Wes has always been there for me, always understood me, and I’m so grateful to have him in my life. The guys I’ve dated before were, in some ways, more similar to me, but they were wrong. All wrong. I see that now.
Still holding himself above me, Wes runs the tip of his finger over my entrance, to my clit, and I whimper again.
He grins wickedly and lifts his hand from my body.
“Wes!” I squirm.
“You’re so pretty like that,” he says. “When you’re desperate to be filled with my cock.”
The first time I was naked in front of him, I was shy. Vulnerable.
But not now.
Well, I am vulnerable, but in a different way from before.
He sheds his boxers and crawls up my body until his erection bobs in front of my mouth. When I put my lips on him and suck, he groans.
He’s desperate for me, too.
No other man will do for me, and I wonder if no other woman will do for him. Perhaps it’s conceited of me to think that, but I can’t help it.
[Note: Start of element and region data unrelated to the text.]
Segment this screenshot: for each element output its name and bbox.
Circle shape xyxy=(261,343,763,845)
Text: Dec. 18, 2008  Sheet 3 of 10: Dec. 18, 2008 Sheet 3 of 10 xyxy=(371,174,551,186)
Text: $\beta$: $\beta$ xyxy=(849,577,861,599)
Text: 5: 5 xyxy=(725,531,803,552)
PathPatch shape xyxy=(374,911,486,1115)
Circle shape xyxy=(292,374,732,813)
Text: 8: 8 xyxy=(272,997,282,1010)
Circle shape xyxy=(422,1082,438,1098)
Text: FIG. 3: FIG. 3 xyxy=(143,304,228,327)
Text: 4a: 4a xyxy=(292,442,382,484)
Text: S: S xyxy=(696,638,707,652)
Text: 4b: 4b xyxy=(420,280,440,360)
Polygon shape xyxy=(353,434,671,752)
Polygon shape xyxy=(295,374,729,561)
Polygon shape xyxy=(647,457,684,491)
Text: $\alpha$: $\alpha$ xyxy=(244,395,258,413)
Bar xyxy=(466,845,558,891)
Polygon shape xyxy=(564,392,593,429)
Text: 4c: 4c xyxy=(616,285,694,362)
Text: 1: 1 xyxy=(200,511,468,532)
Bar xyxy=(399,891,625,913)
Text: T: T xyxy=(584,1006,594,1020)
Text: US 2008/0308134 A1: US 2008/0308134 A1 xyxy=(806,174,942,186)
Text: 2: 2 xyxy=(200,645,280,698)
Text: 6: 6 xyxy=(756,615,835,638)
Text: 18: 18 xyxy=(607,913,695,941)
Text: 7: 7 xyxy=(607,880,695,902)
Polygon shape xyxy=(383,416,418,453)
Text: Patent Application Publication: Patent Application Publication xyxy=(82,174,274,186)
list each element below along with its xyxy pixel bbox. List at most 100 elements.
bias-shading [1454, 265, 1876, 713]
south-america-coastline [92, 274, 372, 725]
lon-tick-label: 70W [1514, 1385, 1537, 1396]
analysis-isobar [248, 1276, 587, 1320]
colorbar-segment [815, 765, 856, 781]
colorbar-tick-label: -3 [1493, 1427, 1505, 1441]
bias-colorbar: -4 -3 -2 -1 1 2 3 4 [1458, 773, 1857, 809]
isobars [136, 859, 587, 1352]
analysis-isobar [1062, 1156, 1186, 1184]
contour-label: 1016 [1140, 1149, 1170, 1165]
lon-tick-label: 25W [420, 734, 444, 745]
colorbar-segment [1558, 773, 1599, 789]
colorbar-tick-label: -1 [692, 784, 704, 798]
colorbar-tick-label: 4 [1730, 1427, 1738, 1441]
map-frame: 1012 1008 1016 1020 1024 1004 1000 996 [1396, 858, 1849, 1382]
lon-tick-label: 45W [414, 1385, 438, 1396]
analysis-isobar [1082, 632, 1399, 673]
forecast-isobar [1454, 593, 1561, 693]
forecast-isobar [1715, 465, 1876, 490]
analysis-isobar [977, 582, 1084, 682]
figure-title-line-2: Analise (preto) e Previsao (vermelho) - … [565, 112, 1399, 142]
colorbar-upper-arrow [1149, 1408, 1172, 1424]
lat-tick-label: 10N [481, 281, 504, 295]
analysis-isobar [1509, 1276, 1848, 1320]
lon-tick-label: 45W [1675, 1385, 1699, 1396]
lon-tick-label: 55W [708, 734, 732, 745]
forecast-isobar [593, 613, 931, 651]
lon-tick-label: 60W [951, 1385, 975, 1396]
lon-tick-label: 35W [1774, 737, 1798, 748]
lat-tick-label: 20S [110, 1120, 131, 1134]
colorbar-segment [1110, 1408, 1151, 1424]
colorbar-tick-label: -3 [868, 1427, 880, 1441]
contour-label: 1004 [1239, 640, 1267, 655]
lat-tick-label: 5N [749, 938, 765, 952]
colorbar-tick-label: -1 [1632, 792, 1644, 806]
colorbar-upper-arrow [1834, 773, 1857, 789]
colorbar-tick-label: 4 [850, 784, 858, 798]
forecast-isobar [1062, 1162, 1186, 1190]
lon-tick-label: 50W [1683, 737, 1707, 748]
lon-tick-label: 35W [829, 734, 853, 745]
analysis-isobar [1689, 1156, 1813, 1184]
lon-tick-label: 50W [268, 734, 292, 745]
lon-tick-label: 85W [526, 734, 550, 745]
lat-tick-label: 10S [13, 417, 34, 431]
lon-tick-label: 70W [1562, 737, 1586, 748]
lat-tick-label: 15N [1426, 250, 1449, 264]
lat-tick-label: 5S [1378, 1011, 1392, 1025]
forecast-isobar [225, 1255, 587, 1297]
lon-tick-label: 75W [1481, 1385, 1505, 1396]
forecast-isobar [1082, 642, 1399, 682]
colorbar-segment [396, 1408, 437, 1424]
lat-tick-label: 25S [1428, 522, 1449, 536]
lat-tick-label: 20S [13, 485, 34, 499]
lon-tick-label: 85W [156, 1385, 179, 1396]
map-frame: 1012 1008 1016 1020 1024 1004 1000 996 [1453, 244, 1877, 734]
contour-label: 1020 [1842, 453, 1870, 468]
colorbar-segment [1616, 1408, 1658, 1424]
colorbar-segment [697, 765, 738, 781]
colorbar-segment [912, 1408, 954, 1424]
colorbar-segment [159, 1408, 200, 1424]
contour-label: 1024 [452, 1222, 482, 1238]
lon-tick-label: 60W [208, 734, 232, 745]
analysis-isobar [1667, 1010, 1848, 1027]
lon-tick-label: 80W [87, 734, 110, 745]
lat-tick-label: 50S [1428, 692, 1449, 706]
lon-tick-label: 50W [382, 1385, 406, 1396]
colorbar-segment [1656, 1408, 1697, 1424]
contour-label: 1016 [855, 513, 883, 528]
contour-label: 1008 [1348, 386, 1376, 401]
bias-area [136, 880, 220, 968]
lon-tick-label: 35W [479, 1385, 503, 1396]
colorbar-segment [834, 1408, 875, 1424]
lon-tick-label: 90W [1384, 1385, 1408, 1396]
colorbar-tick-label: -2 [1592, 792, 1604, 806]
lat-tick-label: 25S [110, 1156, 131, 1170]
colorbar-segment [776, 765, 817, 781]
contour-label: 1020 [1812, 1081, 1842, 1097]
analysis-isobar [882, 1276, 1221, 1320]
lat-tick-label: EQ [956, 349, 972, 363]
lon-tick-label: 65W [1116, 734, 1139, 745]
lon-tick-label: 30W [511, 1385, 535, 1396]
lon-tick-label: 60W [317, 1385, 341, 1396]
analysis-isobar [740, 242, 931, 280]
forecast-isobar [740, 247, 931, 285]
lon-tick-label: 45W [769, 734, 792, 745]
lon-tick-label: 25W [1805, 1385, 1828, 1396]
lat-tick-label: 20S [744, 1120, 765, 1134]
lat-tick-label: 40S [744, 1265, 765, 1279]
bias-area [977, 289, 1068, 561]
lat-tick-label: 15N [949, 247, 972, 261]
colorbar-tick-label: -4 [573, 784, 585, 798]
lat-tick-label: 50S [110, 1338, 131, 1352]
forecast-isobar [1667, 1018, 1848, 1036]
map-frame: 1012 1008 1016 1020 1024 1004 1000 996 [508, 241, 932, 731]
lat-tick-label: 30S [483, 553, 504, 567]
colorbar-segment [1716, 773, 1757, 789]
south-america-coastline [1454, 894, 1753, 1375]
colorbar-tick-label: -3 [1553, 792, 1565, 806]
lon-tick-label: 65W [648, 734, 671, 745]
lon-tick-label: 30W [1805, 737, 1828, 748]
He lies down on his back and puts on a condom. “Come sit.”
I ease myself down onto his cock and groan as he fills me, one inch at a time. No, it has never been like this with anyone else, not for me. We move in perfect harmony as we kiss, and it feels so right.
All I want for Christmas is for this to never end.
That’s a pretty big Christmas gift, though.
He keeps thrusting inside me as he rolls us over so he’s on top. His strokes are deep and overwhelming and utterly perfect.
Yes, there is absolutely nothing I want more than him.
He kisses my mouth, my temple, my neck, my breasts. He lavishes attention on every part of me, and when he touches my clit, I shudder and cry out his name, and then he comes inside me.
We hold each other afterward, as we always do. Is this how he is with other women? I can’t bear to think of him being with anyone else.
I want him all to myself.
Tomorrow. Tomorrow I will tell him how I feel, and God, I hope he feels the same way. I’m not in the habit of waiting for someone else to say something—I go after what I want.
And more than anything, I want Wes.
I want to spend Christmas with him every year.